HYDROCARBON-INDUCED DIAGENETIC DOLOMITE AND PYRITE FORMATION ASSOCIATED WITH THE HORMOZ ISLAND SALT DOME, OFFSHORE IRAN

F. Ghazban*+ and I. S. Al-Aasm**

*Faculty of Environment, University of Tehran, Iran.

+Author for correspondence, email: fghazban@yahoo.ca

** Department of Earth and Environmental Sciences, University of Windsor, Ontario, Canada N9B 3P4.

Also:  The Petroleum Institute, Abu Dhabi, UAE.

Hormoz Island, a salt diapir in the eastern Persian Gulf, is dominated by the Infracambrian Hormoz Complex comprising both evaporites (Hormoz Salt) and carbonates, siliciclastics and volcanic rocks. Minerals include black, white and grey dolomites, pyrite, gypsum, anhydrite, apatite and iron oxides. Formation of some of the dolomite crystals is interpreted to be linked to the oxidation of hydrocarbons.

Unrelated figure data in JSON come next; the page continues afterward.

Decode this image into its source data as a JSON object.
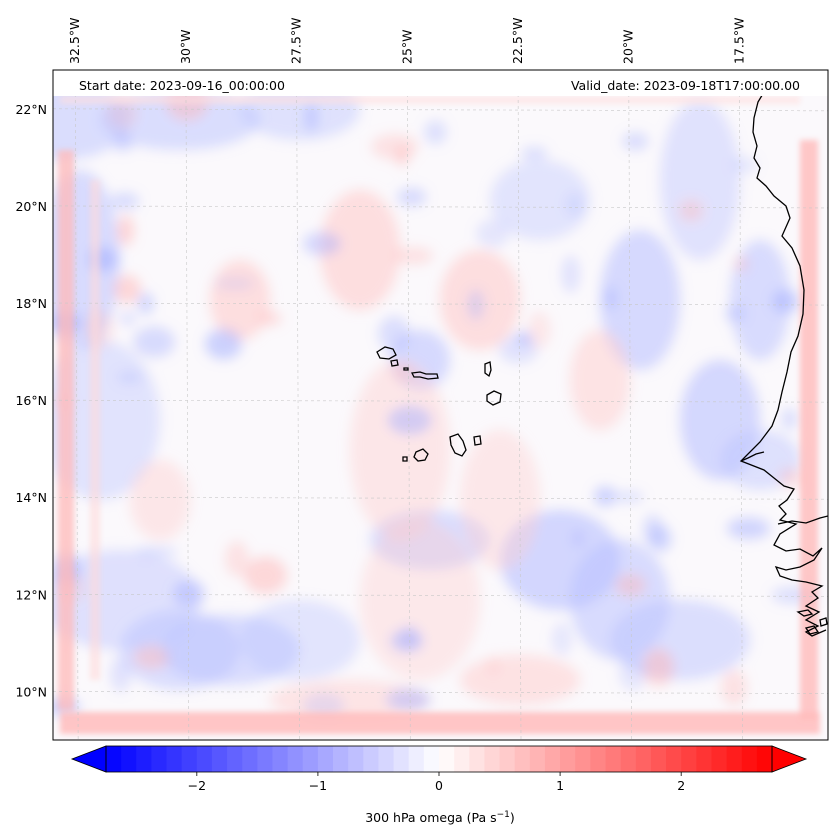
{
  "header": {
    "start_label": "Start date: 2023-09-16_00:00:00",
    "valid_label": "Valid_date: 2023-09-18T17:00:00.00"
  },
  "map": {
    "lon_range": [
      -33.0,
      -15.5
    ],
    "lat_range": [
      9.0,
      22.8
    ],
    "lon_ticks": [
      "32.5°W",
      "30°W",
      "27.5°W",
      "25°W",
      "22.5°W",
      "20°W",
      "17.5°W"
    ],
    "lon_values": [
      -32.5,
      -30,
      -27.5,
      -25,
      -22.5,
      -20,
      -17.5
    ],
    "lat_ticks": [
      "22°N",
      "20°N",
      "18°N",
      "16°N",
      "14°N",
      "12°N",
      "10°N"
    ],
    "lat_values": [
      22,
      20,
      18,
      16,
      14,
      12,
      10
    ],
    "gridlines": true,
    "coastlines": true
  },
  "colorbar": {
    "colormap": "bwr",
    "min_color": "#0000ff",
    "mid_color": "#ffffff",
    "max_color": "#ff0000",
    "range": [
      -2.75,
      2.75
    ],
    "extend": "both",
    "tick_labels": [
      "−2",
      "−1",
      "0",
      "1",
      "2"
    ],
    "tick_values": [
      -2,
      -1,
      0,
      1,
      2
    ],
    "label": "300 hPa omega (Pa s",
    "label_exp": "−1",
    "label_end": ")"
  }
}
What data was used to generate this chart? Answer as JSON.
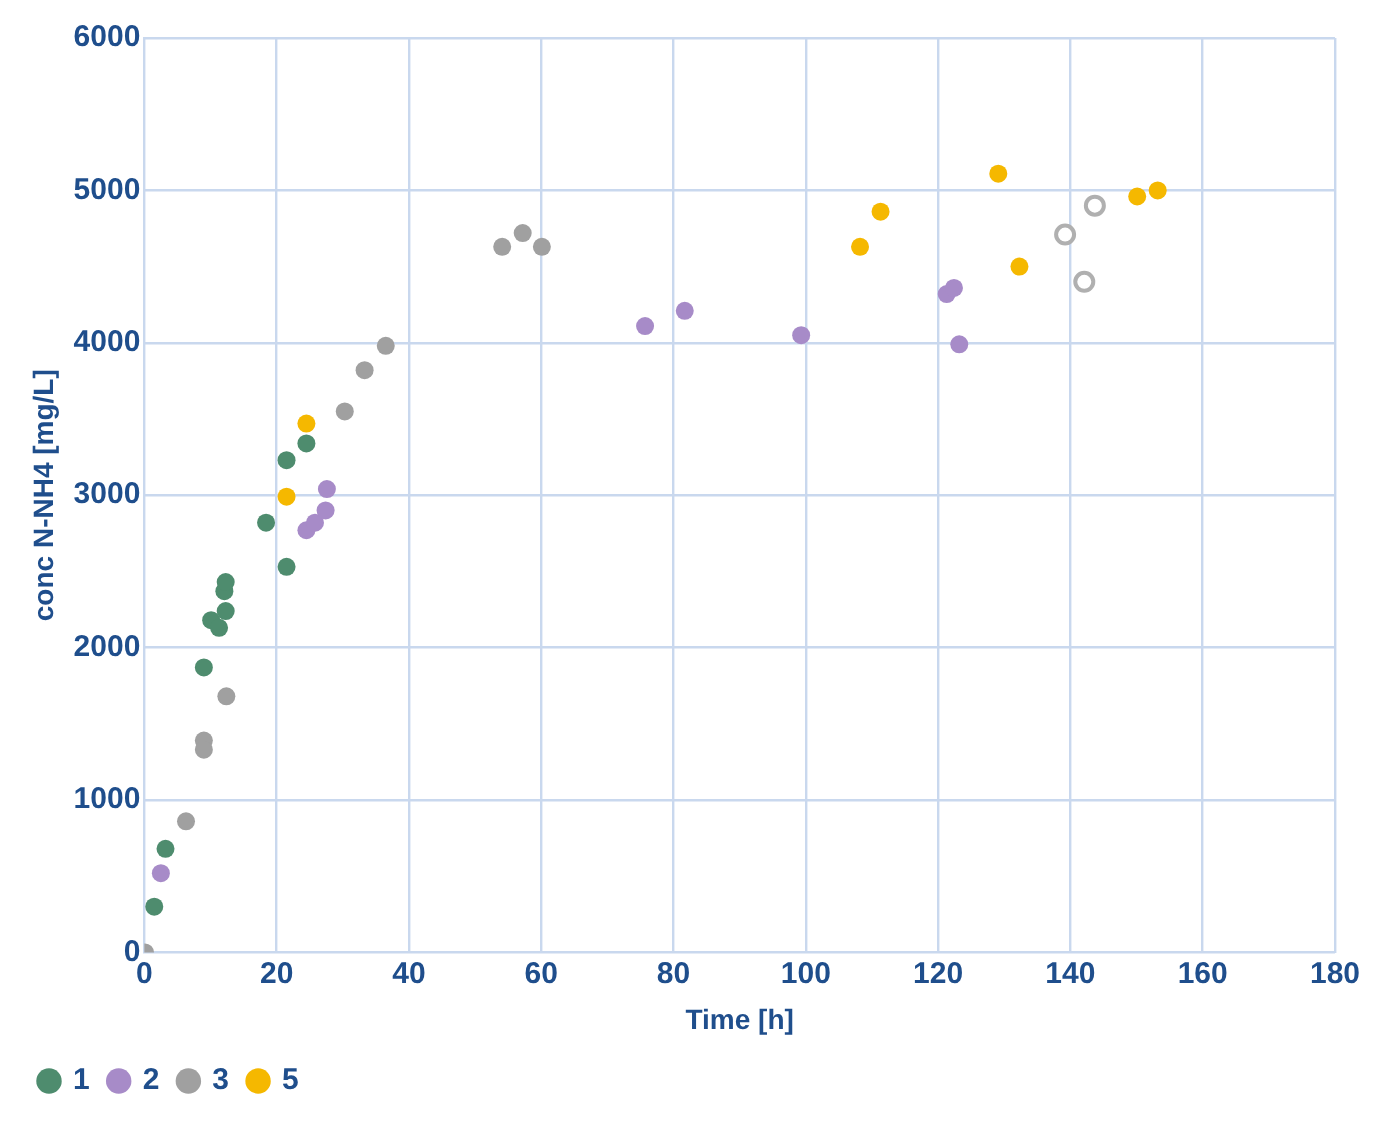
{
  "chart_data": {
    "type": "scatter",
    "xlabel": "Time [h]",
    "ylabel": "conc N-NH4 [mg/L]",
    "xlim": [
      0,
      180
    ],
    "ylim": [
      0,
      6000
    ],
    "xticks": [
      0,
      20,
      40,
      60,
      80,
      100,
      120,
      140,
      160,
      180
    ],
    "yticks": [
      0,
      1000,
      2000,
      3000,
      4000,
      5000,
      6000
    ],
    "grid": true,
    "legend": "bottom left",
    "marker": "circle",
    "series": [
      {
        "name": "1",
        "color": "#4e8c6e",
        "x": [
          1.5,
          3.2,
          9.0,
          10.1,
          11.3,
          12.3,
          12.1,
          12.3,
          18.4,
          21.5,
          21.5,
          24.5
        ],
        "values": [
          300,
          680,
          1870,
          2180,
          2130,
          2240,
          2370,
          2430,
          2820,
          2530,
          3230,
          3340
        ]
      },
      {
        "name": "2",
        "color": "#a78bc8",
        "x": [
          2.5,
          24.5,
          25.8,
          27.4,
          27.6,
          75.7,
          81.7,
          99.3,
          121.3,
          122.4,
          123.2
        ],
        "values": [
          520,
          2770,
          2820,
          2900,
          3040,
          4110,
          4210,
          4050,
          4320,
          4360,
          3990
        ]
      },
      {
        "name": "3",
        "color": "#a0a0a0",
        "x": [
          0.1,
          6.3,
          9.0,
          9.0,
          12.4,
          30.3,
          33.3,
          36.5,
          54.1,
          57.2,
          60.1
        ],
        "values": [
          0,
          860,
          1390,
          1330,
          1680,
          3550,
          3820,
          3980,
          4630,
          4720,
          4630
        ]
      },
      {
        "name": "5",
        "color": "#f5b800",
        "x": [
          21.5,
          24.5,
          108.2,
          111.3,
          129.1,
          132.3,
          150.1,
          153.2
        ],
        "values": [
          2990,
          3470,
          4630,
          4860,
          5110,
          4500,
          4960,
          5000
        ]
      },
      {
        "color": "#b0b0b0",
        "marker": "open circle",
        "x": [
          139.2,
          142.1,
          143.7
        ],
        "values": [
          4710,
          4400,
          4900
        ]
      }
    ]
  }
}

The d13C values of black dolomite crystals range from –0.8 to –2.07‰ VPDB, indicating that little if any of their carbon is derived from hydrocarbon oxidation but that sea water has provided carbon and Mg for dolomite precipitation. The d18O values for these dolomites range from -9.2 to -15.3‰ VPDB, reflecting a temperature effect on isotopic fractionation.  By contrast, d13C values for white to grey dolomites range from -17.81 to -35.68‰ VPDB, indicating that the carbon may be derived from the oxidation of hydrocarbons. Based on the d18Odolomite and temperatures obtained from fluid inclusion studies (215ēC), the calculated d18Owater in equilibrium with these dolomites (+2 < d18Ofluid < +12‰ ) indicates the involvement of brines evolved via the interaction of seawater with the Hormoz Salt and associated sedimentary rocks. Some of the dolomite may have precipitated from post-Cambrian seawaters at lower temperatures (ca.100 ēC). Thus, the dolomites may have begun to form during deep burial but have also formed during salt diapirism at more shallow depths.

Pyrite and native sulphur are interpreted to have formed in reducing conditions where the source of sulphur was H2S produced by the thermochemical reduction of sulphate in the Hormoz Salt evaporites. Heavy d34S values for the anhydrites (ranging from 28.7 to 30.8‰ ) and for sulphides (ranging from 17.2 to 23.4‰ ) preclude a major contribution of sulphur from volcanic sources or from Early Cambrian shales.

Pyrites, apatites and dolomites formed at depth within the diapir. It is envisaged that hydrocarbons leaked along the flanks of the Hormoz Island salt dome, resulting in reducing conditions which promoted the formation of diagenetic minerals.